Léia Viana 25/03/2012
Muito mais que poesia!
A poesia de Akhmátova é o romance da alma feminina, a expressão poética da luta de uma mulher escravizada pela sociedade burguesa, que busca sua personalidade humana. Não é alienada; seus versos refletem a alma de uma mulher numa fase de transição, época marcada por uma ruptura na psicologia humana e pela luta mortal entre duas culturas, duas ideologias: a burguesa e a proletária. Akhmátova não se alinha com a ideologia obsoleta; fica ao lado das idéias mais criativas. Aleksandra Kollontay.
Simplesmente lindo e muito bem apresentado, assim é essa Antologia Poética da poetisa russa Anna Akhmátova. Fiquei impressionada com a biografia curta apresentada na narrativa, mas que revela uma mulher sensível e com uma força enorme para lutar contra os horrores da Segunda Guerra Mundial e das autoridades stalinistas, com a única arma que possuía: a poesia.
Com a poesia não é assim. Os versos são a melhor armadura, o melhor disfarce. Você não tem que se entregar.
É com uma riqueza de sentimentos e de composições de versos que como leitores somos atingidos por seus poemas, que pouco é nos dito, mas, para quem lê sobre os horrores da guerra, estudou na escola ou conheceu alguém que teve parentes que viveram esse período negro da história da humanidade, percebe nas palavras de Anna Akhmátova, muito mais que poesia, querem aceitar irrevogavelmente este mundo com toda a sua beleza e sua feiúra, seus sons, formas e cores, e pedem da poesia não indefinição, mas clareza, não canção, mas discurso. A palavra tem de ser valorizada não pelo som que tem, mas por seu significado; não por sua música, mas pelo que afirma.
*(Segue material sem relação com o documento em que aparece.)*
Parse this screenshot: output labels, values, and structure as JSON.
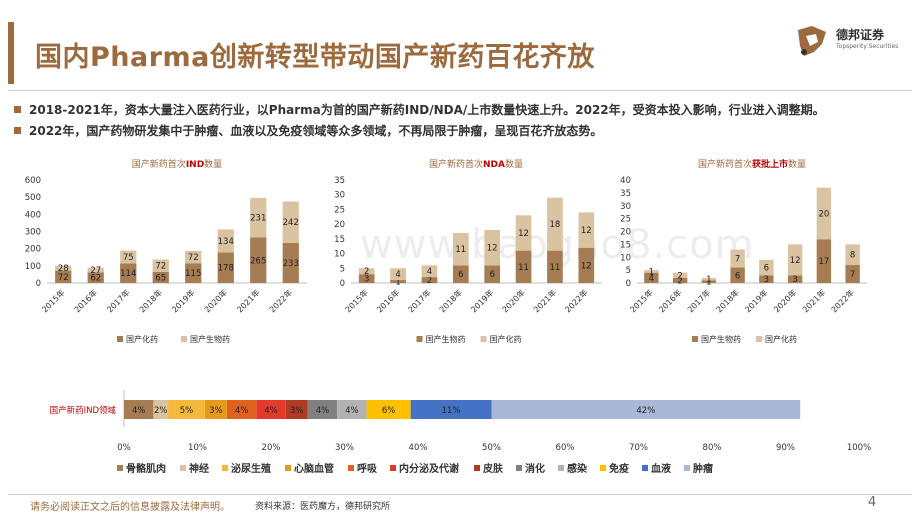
{
  "header": {
    "title": "国内Pharma创新转型带动国产新药百花齐放",
    "logo_name": "德邦证券",
    "logo_en": "Topsperity Securities"
  },
  "bullets": [
    "2018-2021年，资本大量注入医药行业，以Pharma为首的国产新药IND/NDA/上市数量快速上升。2022年，受资本投入影响，行业进入调整期。",
    "2022年，国产药物研发集中于肿瘤、血液以及免疫领域等众多领域，不再局限于肿瘤，呈现百花齐放态势。"
  ],
  "watermark": "www.baogao8.com",
  "footer": {
    "disclaimer": "请务必阅读正文之后的信息披露及法律声明。",
    "source": "资料来源：医药魔方，德邦研究所",
    "page": "4"
  },
  "colors": {
    "brand": "#9C6A3C",
    "dark_series": "#A67C52",
    "light_series": "#D9C3A0",
    "highlight": "#C00000"
  },
  "chart_data": [
    {
      "type": "bar",
      "stacked": true,
      "title_parts": [
        "国产新药首次",
        "IND",
        "数量"
      ],
      "categories": [
        "2015年",
        "2016年",
        "2017年",
        "2018年",
        "2019年",
        "2020年",
        "2021年",
        "2022年"
      ],
      "series": [
        {
          "name": "国产化药",
          "values": [
            72,
            62,
            114,
            65,
            115,
            178,
            265,
            233
          ],
          "color": "#A67C52"
        },
        {
          "name": "国产生物药",
          "values": [
            28,
            27,
            75,
            72,
            72,
            134,
            231,
            242
          ],
          "color": "#D9C3A0"
        }
      ],
      "ylim": [
        0,
        600
      ],
      "yticks": [
        0,
        100,
        200,
        300,
        400,
        500,
        600
      ],
      "legend": "bottom"
    },
    {
      "type": "bar",
      "stacked": true,
      "title_parts": [
        "国产新药首次",
        "NDA",
        "数量"
      ],
      "categories": [
        "2015年",
        "2016年",
        "2017年",
        "2018年",
        "2019年",
        "2020年",
        "2021年",
        "2022年"
      ],
      "series": [
        {
          "name": "国产生物药",
          "values": [
            3,
            1,
            2,
            6,
            6,
            11,
            11,
            12
          ],
          "color": "#A67C52"
        },
        {
          "name": "国产化药",
          "values": [
            2,
            4,
            4,
            11,
            12,
            12,
            18,
            12
          ],
          "color": "#D9C3A0"
        }
      ],
      "ylim": [
        0,
        35
      ],
      "yticks": [
        0,
        5,
        10,
        15,
        20,
        25,
        30,
        35
      ],
      "legend": "bottom"
    },
    {
      "type": "bar",
      "stacked": true,
      "title_parts": [
        "国产新药首次",
        "获批上市",
        "数量"
      ],
      "categories": [
        "2015年",
        "2016年",
        "2017年",
        "2018年",
        "2019年",
        "2020年",
        "2021年",
        "2022年"
      ],
      "series": [
        {
          "name": "国产生物药",
          "values": [
            4,
            2,
            1,
            6,
            3,
            3,
            17,
            7
          ],
          "color": "#A67C52"
        },
        {
          "name": "国产化药",
          "values": [
            1,
            2,
            1,
            7,
            6,
            12,
            20,
            8
          ],
          "color": "#D9C3A0"
        }
      ],
      "ylim": [
        0,
        40
      ],
      "yticks": [
        0,
        5,
        10,
        15,
        20,
        25,
        30,
        35,
        40
      ],
      "legend": "bottom"
    },
    {
      "type": "bar",
      "stacked": true,
      "orientation": "horizontal",
      "category_label": "国产新药IND领域",
      "xlim": [
        0,
        100
      ],
      "xticks": [
        "0%",
        "10%",
        "20%",
        "30%",
        "40%",
        "50%",
        "60%",
        "70%",
        "80%",
        "90%",
        "100%"
      ],
      "segments": [
        {
          "name": "骨骼肌肉",
          "value": 4,
          "label": "4%",
          "color": "#A67C52"
        },
        {
          "name": "神经",
          "value": 2,
          "label": "2%",
          "color": "#D9C3A0"
        },
        {
          "name": "泌尿生殖",
          "value": 5,
          "label": "5%",
          "color": "#F3B93B"
        },
        {
          "name": "心脑血管",
          "value": 3,
          "label": "3%",
          "color": "#E69A1A"
        },
        {
          "name": "呼吸",
          "value": 4,
          "label": "4%",
          "color": "#E0621E"
        },
        {
          "name": "内分泌及代谢",
          "value": 4,
          "label": "4%",
          "color": "#E23B2B"
        },
        {
          "name": "皮肤",
          "value": 3,
          "label": "3%",
          "color": "#B03A22"
        },
        {
          "name": "消化",
          "value": 4,
          "label": "4%",
          "color": "#808080"
        },
        {
          "name": "感染",
          "value": 4,
          "label": "4%",
          "color": "#B2B2B2"
        },
        {
          "name": "免疫",
          "value": 6,
          "label": "6%",
          "color": "#FFC000"
        },
        {
          "name": "血液",
          "value": 11,
          "label": "11%",
          "color": "#4472C4"
        },
        {
          "name": "肿瘤",
          "value": 42,
          "label": "42%",
          "color": "#A9B8D6"
        }
      ],
      "legend": "bottom"
    }
  ]
}
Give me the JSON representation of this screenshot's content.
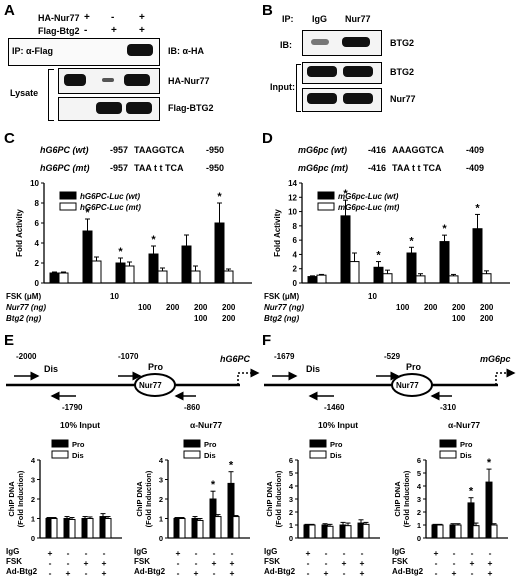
{
  "panels": {
    "A": "A",
    "B": "B",
    "C": "C",
    "D": "D",
    "E": "E",
    "F": "F"
  },
  "panel_a": {
    "rows": [
      {
        "label": "HA-Nur77",
        "marks": [
          "+",
          "-",
          "+"
        ]
      },
      {
        "label": "Flag-Btg2",
        "marks": [
          "-",
          "+",
          "+"
        ]
      }
    ],
    "ip_label": "IP: α-Flag",
    "ib_label": "IB: α-HA",
    "lysate_label": "Lysate",
    "blot_labels": [
      "HA-Nur77",
      "Flag-BTG2"
    ]
  },
  "panel_b": {
    "ip_label": "IP:",
    "lanes": [
      "IgG",
      "Nur77"
    ],
    "ib_label": "IB:",
    "input_label": "Input:",
    "blot_labels": [
      "BTG2",
      "BTG2",
      "Nur77"
    ]
  },
  "seq_c": [
    {
      "gene": "hG6PC (wt)",
      "pos1": "-957",
      "seq": "TAAGGTCA",
      "pos2": "-950"
    },
    {
      "gene": "hG6PC (mt)",
      "pos1": "-957",
      "seq": "TAA t t TCA",
      "pos2": "-950"
    }
  ],
  "seq_d": [
    {
      "gene": "mG6pc (wt)",
      "pos1": "-416",
      "seq": "AAAGGTCA",
      "pos2": "-409"
    },
    {
      "gene": "mG6pc (mt)",
      "pos1": "-416",
      "seq": "TAA t t TCA",
      "pos2": "-409"
    }
  ],
  "treat_cd": {
    "labels": [
      "FSK (μM)",
      "Nur77 (ng)",
      "Btg2 (ng)"
    ],
    "fsk": [
      "10"
    ],
    "nur77": [
      "100",
      "200",
      "200",
      "200"
    ],
    "btg2": [
      "100",
      "200"
    ]
  },
  "chart_data": [
    {
      "id": "C",
      "type": "bar",
      "ylabel": "Fold Activity",
      "ylim": [
        0,
        10
      ],
      "yticks": [
        "0",
        "2",
        "4",
        "6",
        "8",
        "10"
      ],
      "series": [
        {
          "name": "hG6PC-Luc (wt)",
          "values": [
            1,
            5.2,
            2,
            2.9,
            3.7,
            6
          ]
        },
        {
          "name": "hG6PC-Luc (mt)",
          "values": [
            1,
            2.2,
            1.7,
            1.2,
            1.2,
            1.2
          ]
        }
      ],
      "errors": [
        [
          0.1,
          1.2,
          0.5,
          0.8,
          1.1,
          2
        ],
        [
          0.1,
          0.4,
          0.4,
          0.3,
          0.5,
          0.2
        ]
      ],
      "stars": [
        "",
        "*",
        "*",
        "*",
        "",
        "*"
      ]
    },
    {
      "id": "D",
      "type": "bar",
      "ylabel": "Fold Activity",
      "ylim": [
        0,
        14
      ],
      "yticks": [
        "0",
        "2",
        "4",
        "6",
        "8",
        "10",
        "12",
        "14"
      ],
      "series": [
        {
          "name": "mG6pc-Luc (wt)",
          "values": [
            0.9,
            9.4,
            2.2,
            4.2,
            5.8,
            7.6
          ]
        },
        {
          "name": "mG6pc-Luc (mt)",
          "values": [
            1.1,
            3,
            1.3,
            1,
            1,
            1.3
          ]
        }
      ],
      "errors": [
        [
          0.1,
          2.2,
          0.8,
          0.8,
          0.9,
          2
        ],
        [
          0.1,
          1.2,
          0.5,
          0.3,
          0.2,
          0.4
        ]
      ],
      "stars": [
        "",
        "*",
        "*",
        "*",
        "*",
        "*"
      ]
    },
    {
      "id": "E1",
      "type": "bar",
      "title": "10% Input",
      "ylabel": "ChIP DNA",
      "ylabel2": "(Fold Induction)",
      "ylim": [
        0,
        4
      ],
      "yticks": [
        "0",
        "1",
        "2",
        "3",
        "4"
      ],
      "series": [
        {
          "name": "Pro",
          "values": [
            1,
            1,
            1,
            1.1
          ]
        },
        {
          "name": "Dis",
          "values": [
            1,
            0.95,
            1,
            1
          ]
        }
      ],
      "errors": [
        [
          0.05,
          0.1,
          0.1,
          0.15
        ],
        [
          0.05,
          0.1,
          0.08,
          0.1
        ]
      ],
      "stars": [
        "",
        "",
        "",
        ""
      ]
    },
    {
      "id": "E2",
      "type": "bar",
      "title": "α-Nur77",
      "ylabel": "ChIP DNA",
      "ylabel2": "(Fold Induction)",
      "ylim": [
        0,
        4
      ],
      "yticks": [
        "0",
        "1",
        "2",
        "3",
        "4"
      ],
      "series": [
        {
          "name": "Pro",
          "values": [
            1,
            1,
            2,
            2.8
          ]
        },
        {
          "name": "Dis",
          "values": [
            1,
            0.9,
            1.1,
            1.1
          ]
        }
      ],
      "errors": [
        [
          0.05,
          0.1,
          0.4,
          0.6
        ],
        [
          0.05,
          0.1,
          0.1,
          0.05
        ]
      ],
      "stars": [
        "",
        "",
        "*",
        "*"
      ]
    },
    {
      "id": "F1",
      "type": "bar",
      "title": "10% Input",
      "ylabel": "ChIP DNA",
      "ylabel2": "(Fold Induction)",
      "ylim": [
        0,
        6
      ],
      "yticks": [
        "0",
        "1",
        "2",
        "3",
        "4",
        "5",
        "6"
      ],
      "series": [
        {
          "name": "Pro",
          "values": [
            1,
            1,
            1,
            1.15
          ]
        },
        {
          "name": "Dis",
          "values": [
            1,
            0.9,
            0.95,
            1.05
          ]
        }
      ],
      "errors": [
        [
          0.05,
          0.1,
          0.2,
          0.25
        ],
        [
          0.05,
          0.15,
          0.2,
          0.15
        ]
      ],
      "stars": [
        "",
        "",
        "",
        ""
      ]
    },
    {
      "id": "F2",
      "type": "bar",
      "title": "α-Nur77",
      "ylabel": "ChIP DNA",
      "ylabel2": "(Fold Induction)",
      "ylim": [
        0,
        6
      ],
      "yticks": [
        "0",
        "1",
        "2",
        "3",
        "4",
        "5",
        "6"
      ],
      "series": [
        {
          "name": "Pro",
          "values": [
            1,
            1,
            2.7,
            4.3
          ]
        },
        {
          "name": "Dis",
          "values": [
            1,
            1,
            0.95,
            1
          ]
        }
      ],
      "errors": [
        [
          0.05,
          0.1,
          0.4,
          1
        ],
        [
          0.05,
          0.1,
          0.2,
          0.1
        ]
      ],
      "stars": [
        "",
        "",
        "*",
        "*"
      ]
    }
  ],
  "diagram_e": {
    "gene": "hG6PC",
    "dis": "Dis",
    "pro": "Pro",
    "box": "Nur77",
    "top": [
      "-2000",
      "-1070"
    ],
    "bottom": [
      "-1790",
      "-860"
    ]
  },
  "diagram_f": {
    "gene": "mG6pc",
    "dis": "Dis",
    "pro": "Pro",
    "box": "Nur77",
    "top": [
      "-1679",
      "-529"
    ],
    "bottom": [
      "-1460",
      "-310"
    ]
  },
  "treat_ef": {
    "labels": [
      "IgG",
      "FSK",
      "Ad-Btg2"
    ],
    "rows": [
      [
        "+",
        "-",
        "-",
        "-"
      ],
      [
        "-",
        "-",
        "+",
        "+"
      ],
      [
        "-",
        "+",
        "-",
        "+"
      ]
    ]
  },
  "colors": {
    "filled": "#000000",
    "open": "#ffffff",
    "blot_bg": "#f4f4f4"
  }
}
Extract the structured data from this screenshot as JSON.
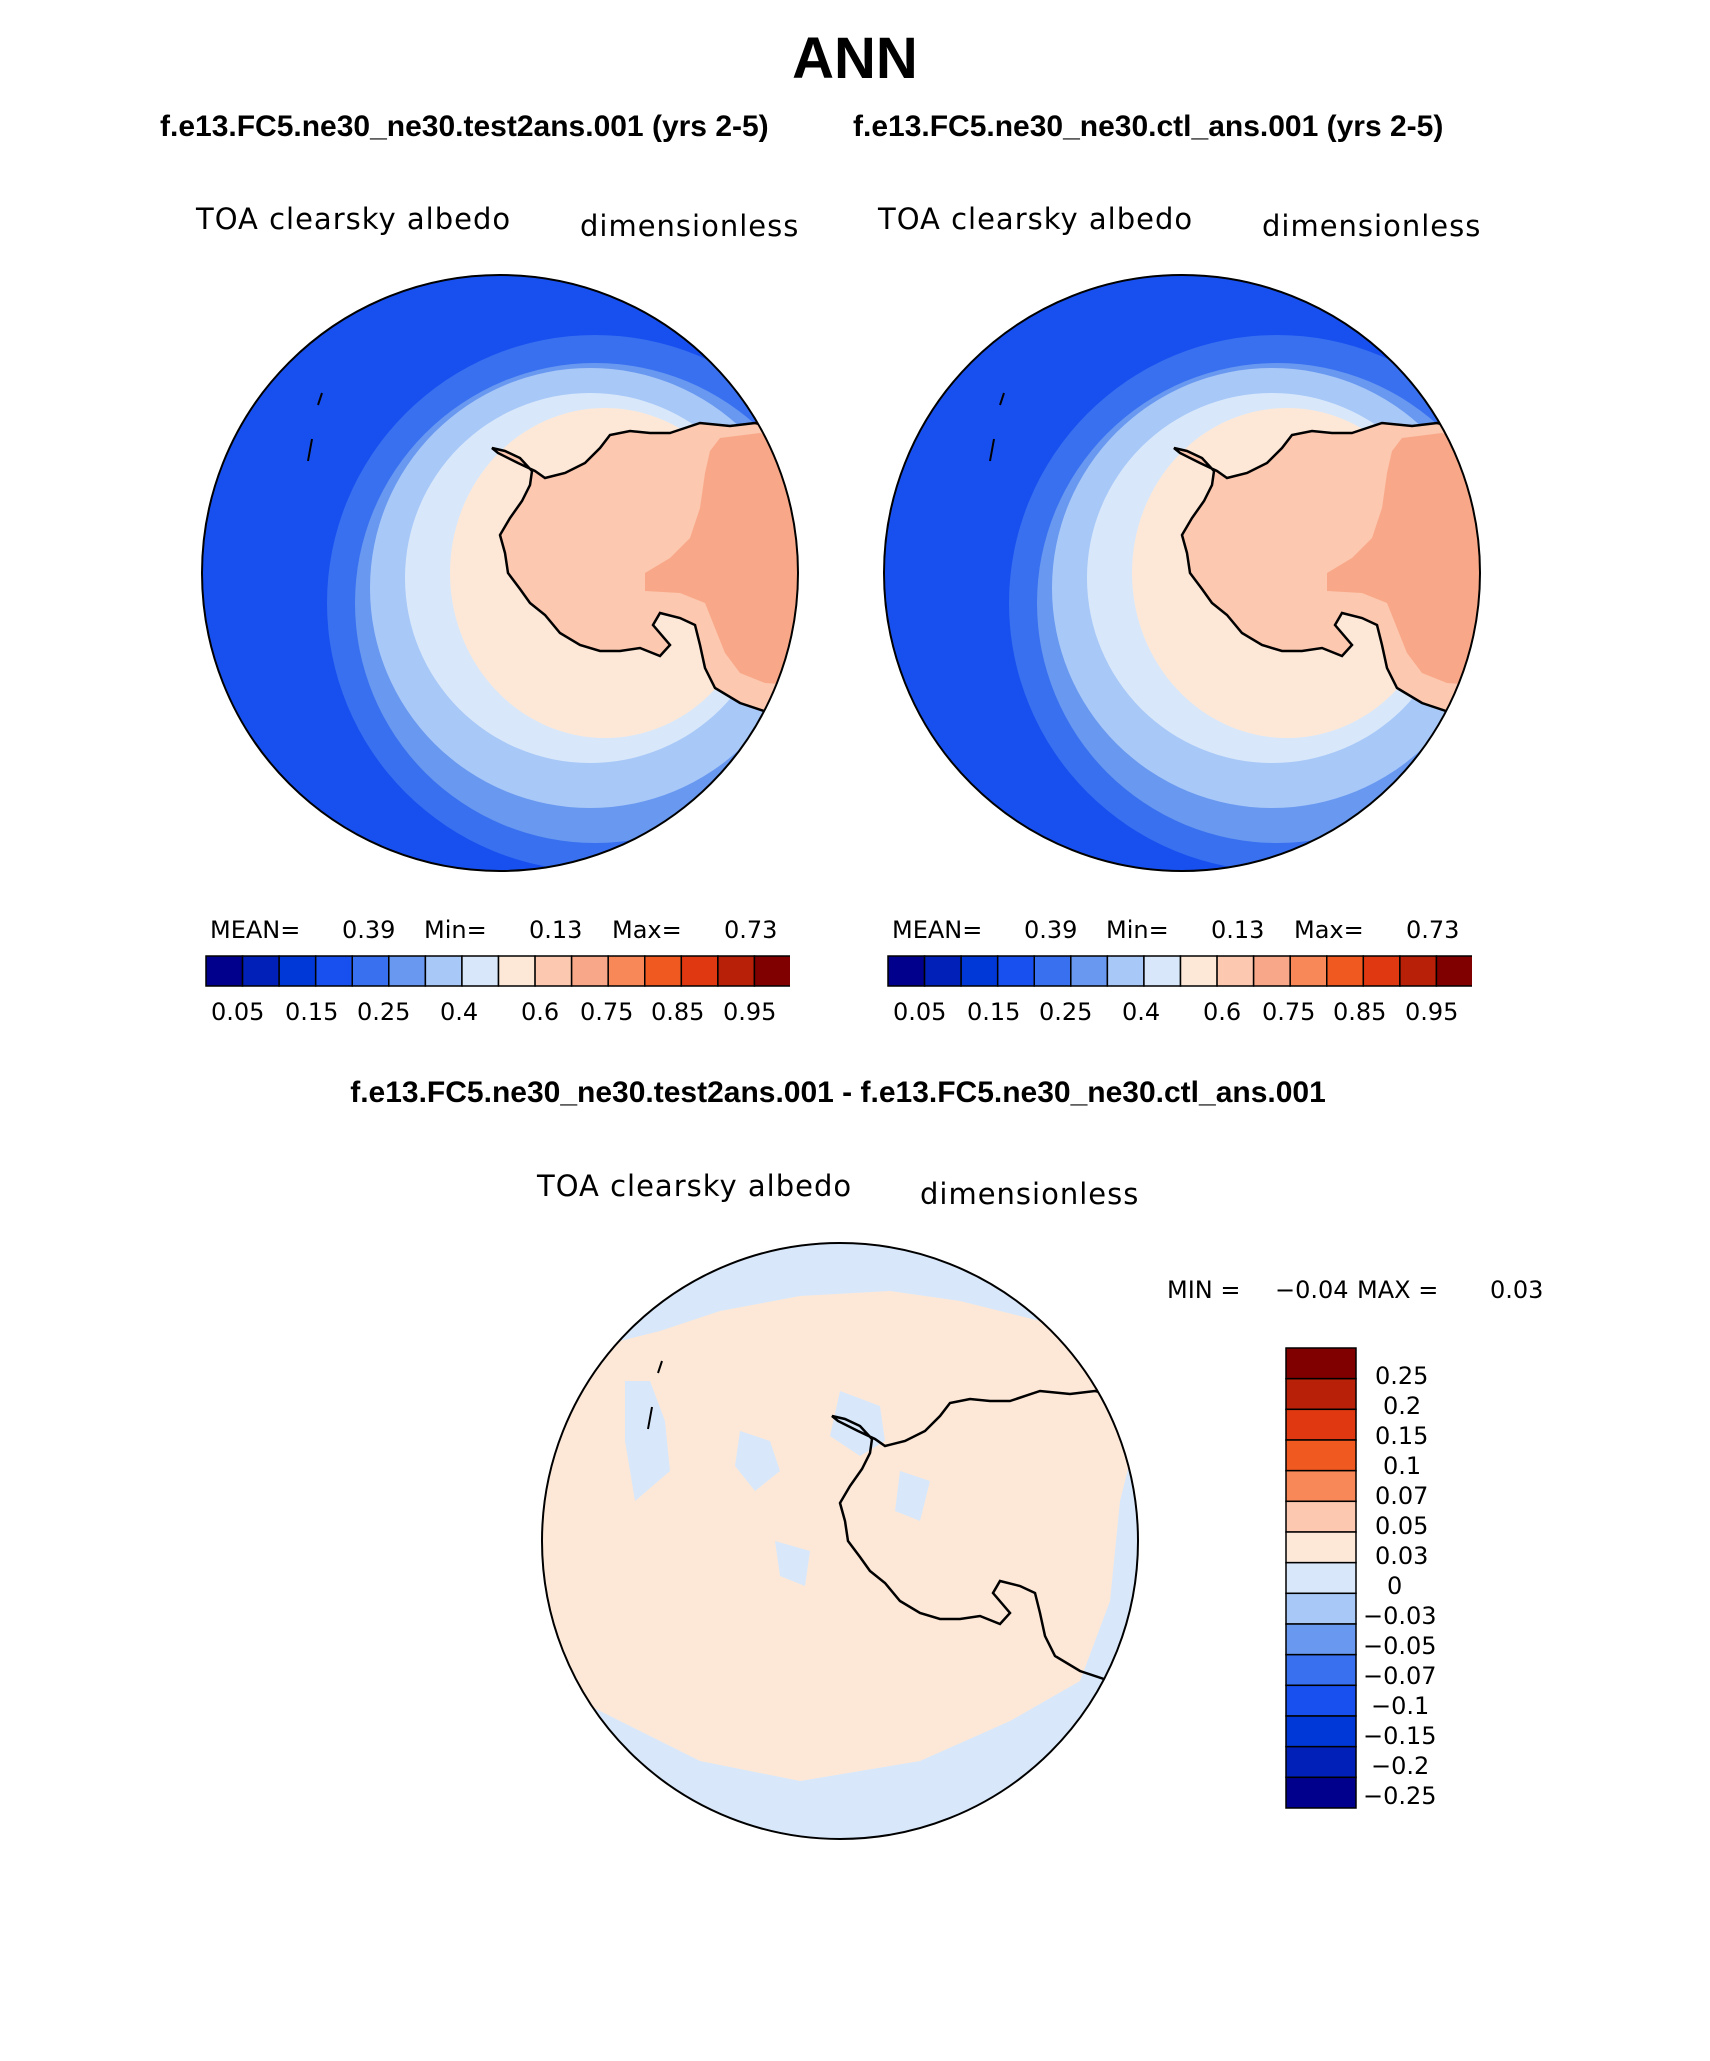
{
  "title": "ANN",
  "panels": {
    "test": {
      "case": "f.e13.FC5.ne30_ne30.test2ans.001 (yrs 2-5)",
      "variable": "TOA clearsky albedo",
      "units": "dimensionless",
      "stats": {
        "mean_label": "MEAN=",
        "mean": "0.39",
        "min_label": "Min=",
        "min": "0.13",
        "max_label": "Max=",
        "max": "0.73"
      }
    },
    "ctl": {
      "case": "f.e13.FC5.ne30_ne30.ctl_ans.001 (yrs 2-5)",
      "variable": "TOA clearsky albedo",
      "units": "dimensionless",
      "stats": {
        "mean_label": "MEAN=",
        "mean": "0.39",
        "min_label": "Min=",
        "min": "0.13",
        "max_label": "Max=",
        "max": "0.73"
      }
    },
    "diff": {
      "case": "f.e13.FC5.ne30_ne30.test2ans.001 - f.e13.FC5.ne30_ne30.ctl_ans.001",
      "variable": "TOA clearsky albedo",
      "units": "dimensionless",
      "stats": {
        "min_label": "MIN =",
        "min": "−0.04",
        "max_label": "MAX =",
        "max": "0.03"
      }
    }
  },
  "colorbars": {
    "abs": {
      "colors": [
        "#00008c",
        "#0020b8",
        "#0038d8",
        "#1850f0",
        "#3870f0",
        "#6898f0",
        "#a8c8f8",
        "#d8e8fa",
        "#fde8d8",
        "#fcc8b0",
        "#f8a888",
        "#f88858",
        "#f05a20",
        "#e03810",
        "#b82008",
        "#800000"
      ],
      "tick_labels": [
        "0.05",
        "0.15",
        "0.25",
        "0.4",
        "0.6",
        "0.75",
        "0.85",
        "0.95"
      ]
    },
    "diff": {
      "colors": [
        "#800000",
        "#b82008",
        "#e03810",
        "#f05a20",
        "#f88858",
        "#fcc8b0",
        "#fde8d8",
        "#d8e8fa",
        "#a8c8f8",
        "#6898f0",
        "#3870f0",
        "#1850f0",
        "#0038d8",
        "#0020b8",
        "#00008c"
      ],
      "tick_labels": [
        "0.25",
        "0.2",
        "0.15",
        "0.1",
        "0.07",
        "0.05",
        "0.03",
        "0",
        "−0.03",
        "−0.05",
        "−0.07",
        "−0.1",
        "−0.15",
        "−0.2",
        "−0.25"
      ]
    }
  },
  "colors": {
    "land_inner": "#f8a888",
    "land_outer": "#fcc8b0",
    "ocean_deep": "#1850f0",
    "diff_bg": "#fde8d8",
    "diff_neg": "#d8e8fa"
  }
}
Essa poetisa caiu em minha vida por mero acaso, através de uma amiga que nunca havia lido um único verso de seus poemas, mas lembrou-se de mim ao ler uma estrofe dela em uma revista. Mergulhei profundamente na sua poesia que reflete tanto o seu estado de espírito, como os momentos de emoção que vivia junto à paisagem de Leningrado.
Mandelshtám expressou uma vez sobre Anna: Ela trouxe à poesia russa a complexidade e a riqueza da novela russa do século XIX. Anna, viveu sua época da maneira que pode e deixou registrado em seus poemas, para as gerações futuras, que mesmo diante de todo o horror da guerra, existe a possibilidade de uma visão poética da vida, existe a possibilidade de protestar entre versos e poesias.
Talvez haja em algum lugar vida tranqüila
e um mundo cálido, alegre e transparente...
Lá o vizinho conversa com a mocinha
por cima da cerca, ao entardecer,
e só as abelhas ouvem seus ternos sussurros.
Mas nós, aqui, vivemos vida solene e difícil,
respeitando os ritos de nossos amargos encontros,
em que o vento, com a sua insensatez,
interrompe a frase apenas começada.
Por preço algum ousaríamos mudar a suntuosa,
granítica cidade de glórias e desventuras,
os gelos refulgentes de amplos rios,
os sombrios, sinistros jardins
e a voz da Musa, apenas perceptível.
E, de uma maneira que sensibiliza, que fala da rotina do dia a dia, de uma Rússia em poder das autoridades stalinistas, mas não de forma nostálgica, triste, Anna, em suas poesias nos mostra uma realidade que não é possível pelos terrores da guerra, de uma rotina desejável, mas não vivida.
Leitura para ser refletida, para descobrir como os poemas de Anna pode nos levar a pensar não somente nos horrores da guerra, mas em nossos conceitos e postura diante da vida, das pessoas. Muito mais que recomendada!